I am frustrated for you. Like a sympathy pregnancy but no sex was involved...well at least on my end...It seems that maybe your are getting screwed at your end. The IRS is just so irritating when there is a problem, esp. when the problem is theirs. You have every right to be irritated. How can a joint payment go to one person's acct????

Shhheeeesh...that would ruin anyone's day, week or month.

Wiwille said...

Going well thank you.

OldLady Of The Hills said...

I feel like NOBODY knows what they are doing anymore. The IRS, AT&T, Etc., Etc.....AND, the nobody really gives a shit at these places....it all causes so many problems for us, the customer or client!!! Grrrrrrr!
I understand why you are so tired, my dear!

Elephant's Child said...

Some days/weeks 'give us this day our daily whinge' is the only thing to do (which doesn't involve bloodshed). Aaaargh - on all counts. I hope your week improves dramatically...

Granny Annie said...

My guess is they have heard about you and just wanted to make you say it.

Claire said...

Oh my, you poor thing! It's been hellacious here too.....you have my sympathies!

A Beer for the Shower said...

Wow, that sucks. My week's going much better than yours is, and well, nothing's happened. No news is good news right?

"Get mocha all over your beige skirt."

Yes, I hate when I do that. Wait, what?

Riot Kitty said...

Well, post noms, and almost Friday, it's looking better.

ABFTS: You got a pic of that?

G. B. Miller said...

Week has been okay, except for being jammed with all kinds of mandated goodies that have to be taken care off.

As for the IRS, I was in similiar predicatement last year when they removed $1500 from my refund because I made a typo on my daughter's SS#.

Hour and fifteen minutes later, it was fixed.

The next day, I got the letter saying my money was being taken away.

Betty Manousos said...

wow! oh poor thing! that sucks. i second granny annie's comment.
my week has been crappy...(sorry), to say the least.

big hugs to you!

p.s. sorrry for only just now commenting.

Betty Manousos said...

...and that lol kitty "curse you, villain" made me smile. thanks!
something most definitely i needed it today.

Dexter Klemperer said...

You should have said you were head of your local tea party, and you would have gotten prompt attention from the IRS. But then again, that may have ended really badly.

Riot Kitty said...

GB: That just sucks.
Betty: Thanks, and no worries, and I loved that one, too.
Dexter: This made me laugh out loud! I did think of mentioning their little scandal, but thought better of it.

Ileana said...

Oh you don't want to know how MY week is going. Wish I had better tales to tell, my friend...but YOU, ayayay...and on the bright side, you do have an understanding boss. :)

Love the way you tell stories, chica. I could read your writing forever...and I am...because it's taking me that long to finish your book, ANY book.

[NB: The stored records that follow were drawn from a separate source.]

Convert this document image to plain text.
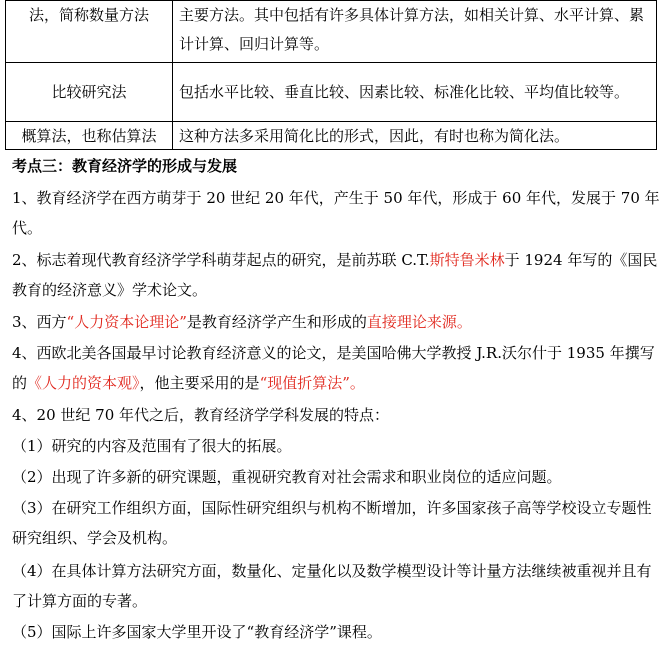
法，简称数量方法	主要方法。其中包括有许多具体计算方法，如相关计算、水平计算、累计计算、回归计算等。
比较研究法	包括水平比较、垂直比较、因素比较、标准化比较、平均值比较等。
概算法，也称估算法	这种方法多采用简化比的形式，因此，有时也称为简化法。
考点三：教育经济学的形成与发展
1、教育经济学在西方萌芽于 20 世纪 20 年代，产生于 50 年代，形成于 60 年代，发展于 70 年代。
2、标志着现代教育经济学学科萌芽起点的研究，是前苏联 C.T.斯特鲁米林于 1924 年写的《国民教育的经济意义》学术论文。
3、西方“人力资本论理论”是教育经济学产生和形成的直接理论来源。
4、西欧北美各国最早讨论教育经济意义的论文，是美国哈佛大学教授 J.R.沃尔什于 1935 年撰写的《人力的资本观》，他主要采用的是“现值折算法”。
4、20 世纪 70 年代之后，教育经济学学科发展的特点：
（1）研究的内容及范围有了很大的拓展。
（2）出现了许多新的研究课题，重视研究教育对社会需求和职业岗位的适应问题。
（3）在研究工作组织方面，国际性研究组织与机构不断增加，许多国家孩子高等学校设立专题性研究组织、学会及机构。
（4）在具体计算方法研究方面，数量化、定量化以及数学模型设计等计量方法继续被重视并且有了计算方面的专著。
（5）国际上许多国家大学里开设了“教育经济学”课程。
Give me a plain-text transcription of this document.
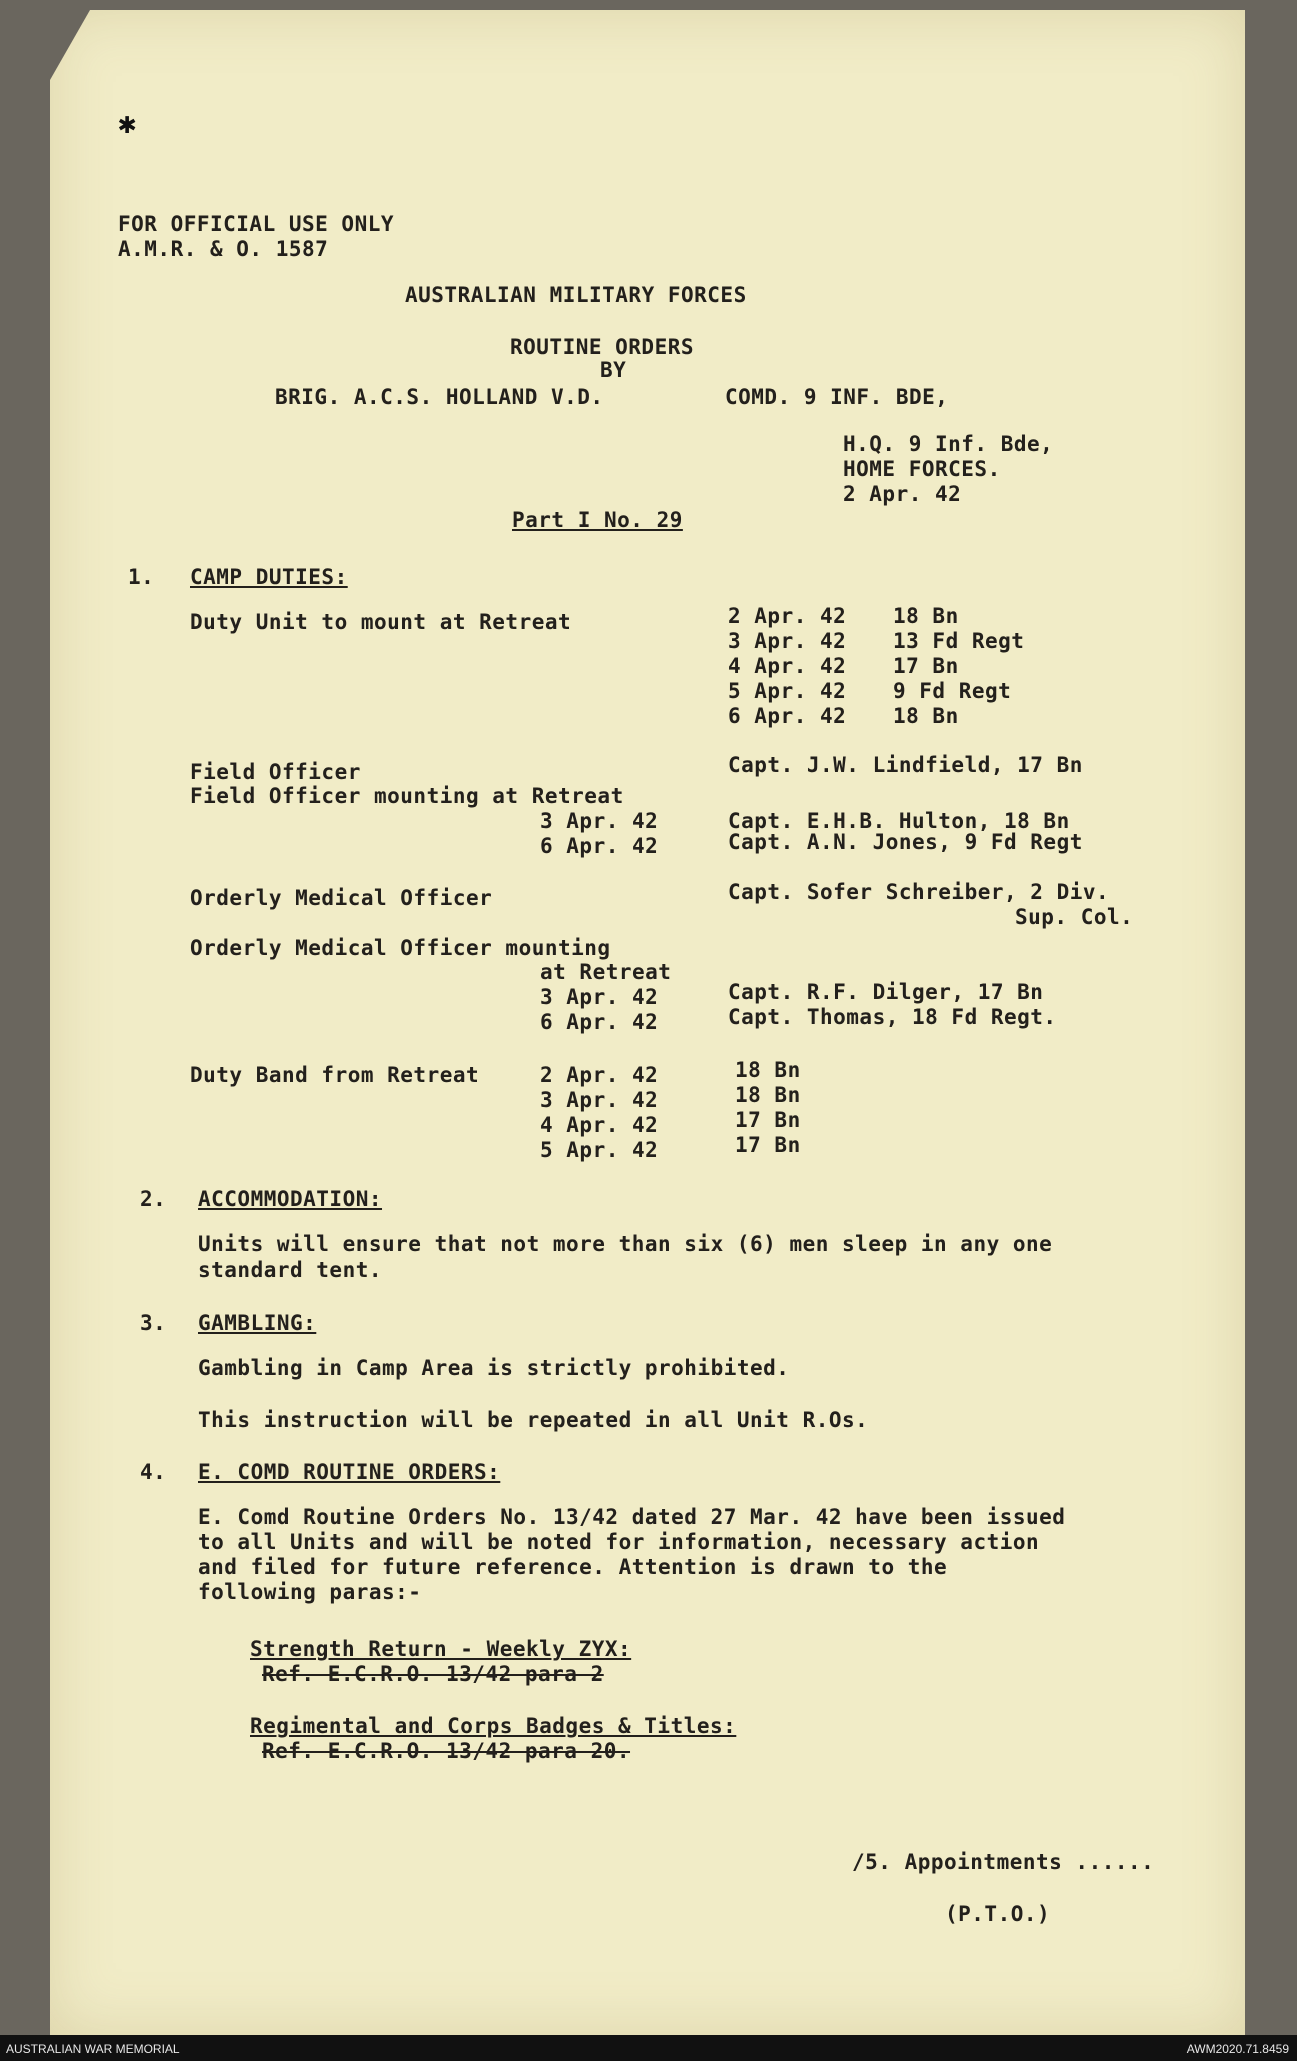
✱
FOR OFFICIAL USE ONLY
A.M.R. & O. 1587
AUSTRALIAN MILITARY FORCES
ROUTINE ORDERS
BY
BRIG. A.C.S. HOLLAND V.D.	COMD. 9 INF. BDE,
H.Q. 9 Inf. Bde,
HOME FORCES.
2 Apr. 42
Part I No. 29
1. CAMP DUTIES:
Duty Unit to mount at Retreat	2 Apr. 42 18 Bn
3 Apr. 42 13 Fd Regt
4 Apr. 42 17 Bn
5 Apr. 42 9 Fd Regt
6 Apr. 42 18 Bn
Field Officer	Capt. J.W. Lindfield, 17 Bn
Field Officer mounting at Retreat
3 Apr. 42	Capt. E.H.B. Hulton, 18 Bn
6 Apr. 42	Capt. A.N. Jones, 9 Fd Regt
Orderly Medical Officer	Capt. Sofer Schreiber, 2 Div.
Sup. Col.
Orderly Medical Officer mounting
at Retreat
3 Apr. 42	Capt. R.F. Dilger, 17 Bn
6 Apr. 42	Capt. Thomas, 18 Fd Regt.
Duty Band from Retreat	2 Apr. 42	18 Bn
3 Apr. 42	18 Bn
4 Apr. 42	17 Bn
5 Apr. 42	17 Bn
2. ACCOMMODATION:
Units will ensure that not more than six (6) men sleep in any one
standard tent.
3. GAMBLING:
Gambling in Camp Area is strictly prohibited.
This instruction will be repeated in all Unit R.Os.
4. E. COMD ROUTINE ORDERS:
E. Comd Routine Orders No. 13/42 dated 27 Mar. 42 have been issued
to all Units and will be noted for information, necessary action
and filed for future reference. Attention is drawn to the
following paras:-
Strength Return - Weekly ZYX:
Ref. E.C.R.O. 13/42 para 2
Regimental and Corps Badges & Titles:
Ref. E.C.R.O. 13/42 para 20.
/5. Appointments ......
(P.T.O.)
AUSTRALIAN WAR MEMORIAL	AWM2020.71.8459
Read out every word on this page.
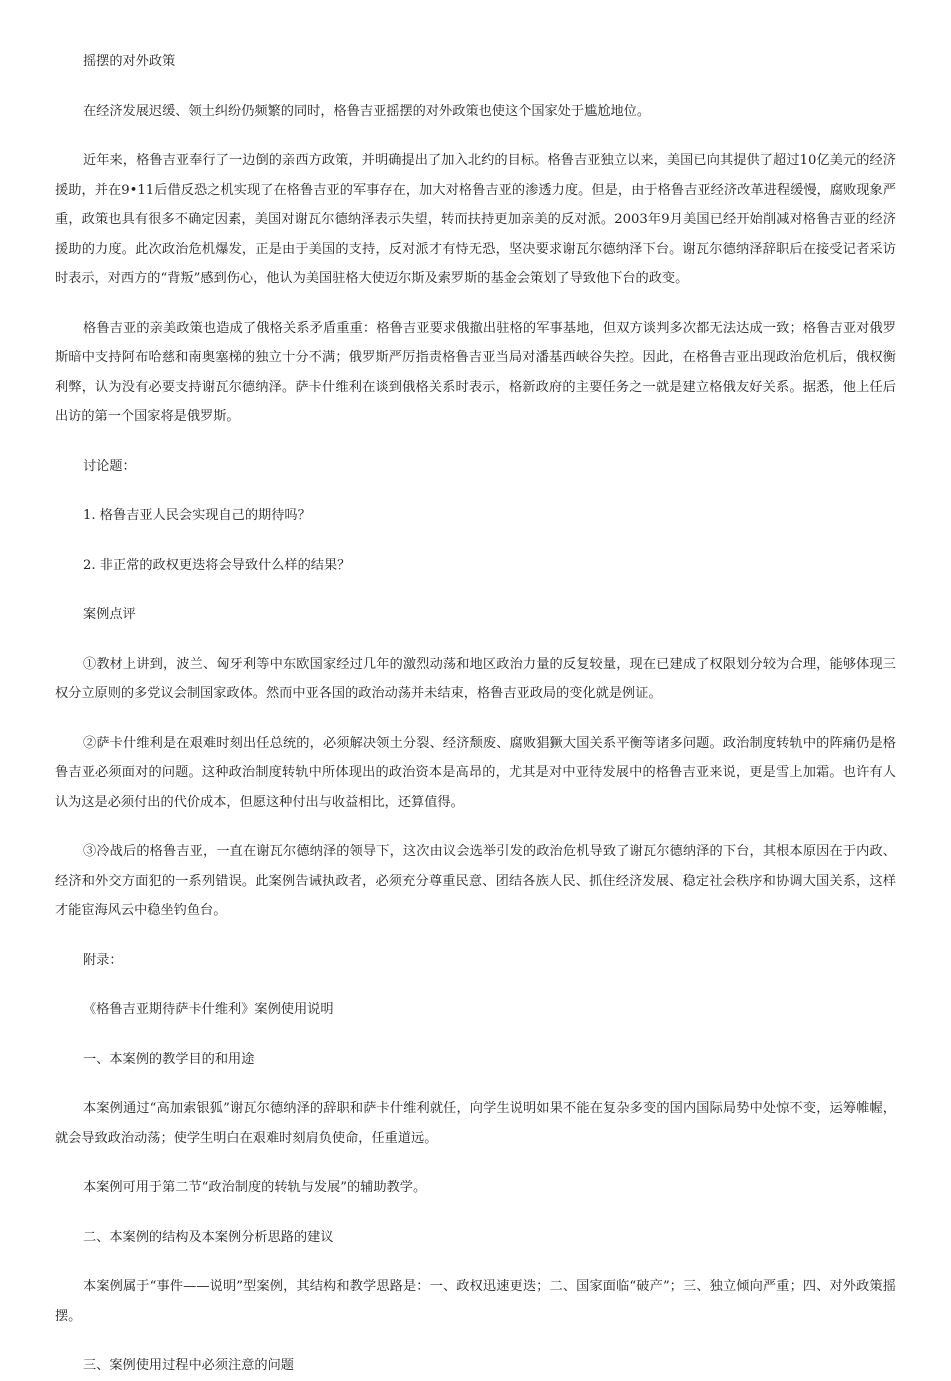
摇摆的对外政策

在经济发展迟缓、领土纠纷仍频繁的同时，格鲁吉亚摇摆的对外政策也使这个国家处于尴尬地位。

近年来，格鲁吉亚奉行了一边倒的亲西方政策，并明确提出了加入北约的目标。格鲁吉亚独立以来，美国已向其提供了超过10亿美元的经济援助，并在9•11后借反恐之机实现了在格鲁吉亚的军事存在，加大对格鲁吉亚的渗透力度。但是，由于格鲁吉亚经济改革进程缓慢，腐败现象严重，政策也具有很多不确定因素，美国对谢瓦尔德纳泽表示失望，转而扶持更加亲美的反对派。2003年9月美国已经开始削减对格鲁吉亚的经济援助的力度。此次政治危机爆发，正是由于美国的支持，反对派才有恃无恐，坚决要求谢瓦尔德纳泽下台。谢瓦尔德纳泽辞职后在接受记者采访时表示，对西方的“背叛”感到伤心，他认为美国驻格大使迈尔斯及索罗斯的基金会策划了导致他下台的政变。

格鲁吉亚的亲美政策也造成了俄格关系矛盾重重：格鲁吉亚要求俄撤出驻格的军事基地，但双方谈判多次都无法达成一致；格鲁吉亚对俄罗斯暗中支持阿布哈慈和南奥塞梯的独立十分不满；俄罗斯严厉指责格鲁吉亚当局对潘基西峡谷失控。因此，在格鲁吉亚出现政治危机后，俄权衡利弊，认为没有必要支持谢瓦尔德纳泽。萨卡什维利在谈到俄格关系时表示，格新政府的主要任务之一就是建立格俄友好关系。据悉，他上任后出访的第一个国家将是俄罗斯。

讨论题：

1. 格鲁吉亚人民会实现自己的期待吗？

2. 非正常的政权更迭将会导致什么样的结果？

案例点评

①教材上讲到，波兰、匈牙利等中东欧国家经过几年的激烈动荡和地区政治力量的反复较量，现在已建成了权限划分较为合理，能够体现三权分立原则的多党议会制国家政体。然而中亚各国的政治动荡并未结束，格鲁吉亚政局的变化就是例证。

②萨卡什维利是在艰难时刻出任总统的，必须解决领土分裂、经济颓废、腐败猖獗大国关系平衡等诸多问题。政治制度转轨中的阵痛仍是格鲁吉亚必须面对的问题。这种政治制度转轨中所体现出的政治资本是高昂的，尤其是对中亚待发展中的格鲁吉亚来说，更是雪上加霜。也许有人认为这是必须付出的代价成本，但愿这种付出与收益相比，还算值得。

③冷战后的格鲁吉亚，一直在谢瓦尔德纳泽的领导下，这次由议会选举引发的政治危机导致了谢瓦尔德纳泽的下台，其根本原因在于内政、经济和外交方面犯的一系列错误。此案例告诫执政者，必须充分尊重民意、团结各族人民、抓住经济发展、稳定社会秩序和协调大国关系，这样才能宦海风云中稳坐钓鱼台。

附录：

《格鲁吉亚期待萨卡什维利》案例使用说明

一、本案例的教学目的和用途

本案例通过“高加索银狐”谢瓦尔德纳泽的辞职和萨卡什维利就任，向学生说明如果不能在复杂多变的国内国际局势中处惊不变，运筹帷幄，就会导致政治动荡；使学生明白在艰难时刻肩负使命，任重道远。

本案例可用于第二节“政治制度的转轨与发展”的辅助教学。

二、本案例的结构及本案例分析思路的建议

本案例属于“事件——说明”型案例，其结构和教学思路是：一、政权迅速更迭；二、国家面临“破产”；三、独立倾向严重；四、对外政策摇摆。

三、案例使用过程中必须注意的问题
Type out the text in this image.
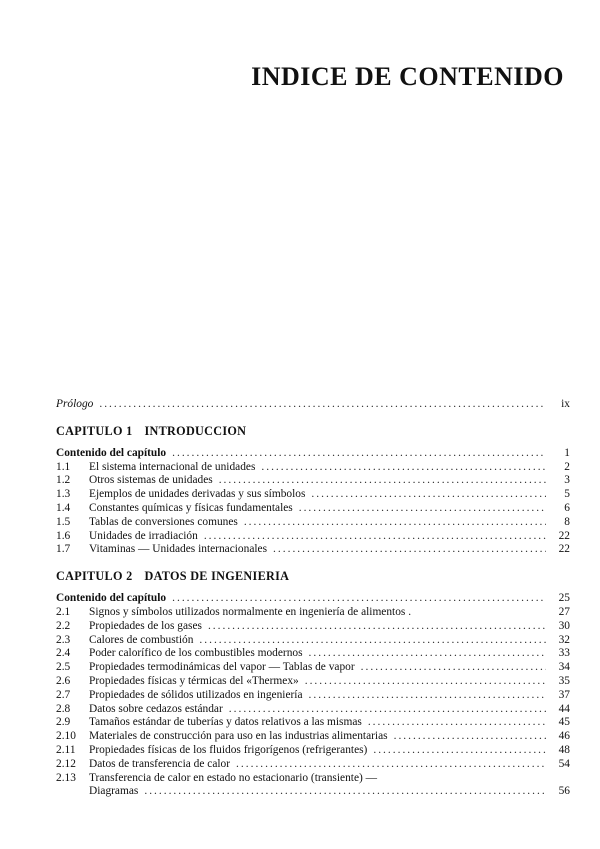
INDICE DE CONTENIDO
Prólogo .....	ix
CAPITULO 1 INTRODUCCION
Contenido del capítulo .....	1
1.1	El sistema internacional de unidades .....	2
1.2	Otros sistemas de unidades .....	3
1.3	Ejemplos de unidades derivadas y sus símbolos .....	5
1.4	Constantes químicas y físicas fundamentales .....	6
1.5	Tablas de conversiones comunes .....	8
1.6	Unidades de irradiación .....	22
1.7	Vitaminas — Unidades internacionales .....	22
CAPITULO 2 DATOS DE INGENIERIA
Contenido del capítulo .....	25
2.1	Signos y símbolos utilizados normalmente en ingeniería de alimentos .	27
2.2	Propiedades de los gases .....	30
2.3	Calores de combustión .....	32
2.4	Poder calorífico de los combustibles modernos .....	33
2.5	Propiedades termodinámicas del vapor — Tablas de vapor .....	34
2.6	Propiedades físicas y térmicas del «Thermex» .....	35
2.7	Propiedades de sólidos utilizados en ingeniería .....	37
2.8	Datos sobre cedazos estándar .....	44
2.9	Tamaños estándar de tuberías y datos relativos a las mismas .....	45
2.10	Materiales de construcción para uso en las industrias alimentarias .....	46
2.11	Propiedades físicas de los fluidos frigorígenos (refrigerantes) .....	48
2.12	Datos de transferencia de calor .....	54
2.13	Transferencia de calor en estado no estacionario (transiente) —
Diagramas .....	56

I need to seriously get with the program and put the drawing pencils down every now and then. lol

Happy Sunday! ♥

Riot Kitty said...

Ily, yikes! I just read your post. And thank you!

Blue Grumpster said...

The IRS can kiss my blue ass. I mean that in a polite way.

Blue Grumpster said...

@Damian Your week is always bland. I told you we should have that drink and unblandyour week, but you never listen :p

Lee said...

My week was uneventful. I'm a boring old fart!

But yesterday I did have a visit from a friend I've not seen in person since early January, 1991...and that was just wonderful. All the years in between just melted away as if we'd only seen each other a few weeks ago. It was so good to catch up.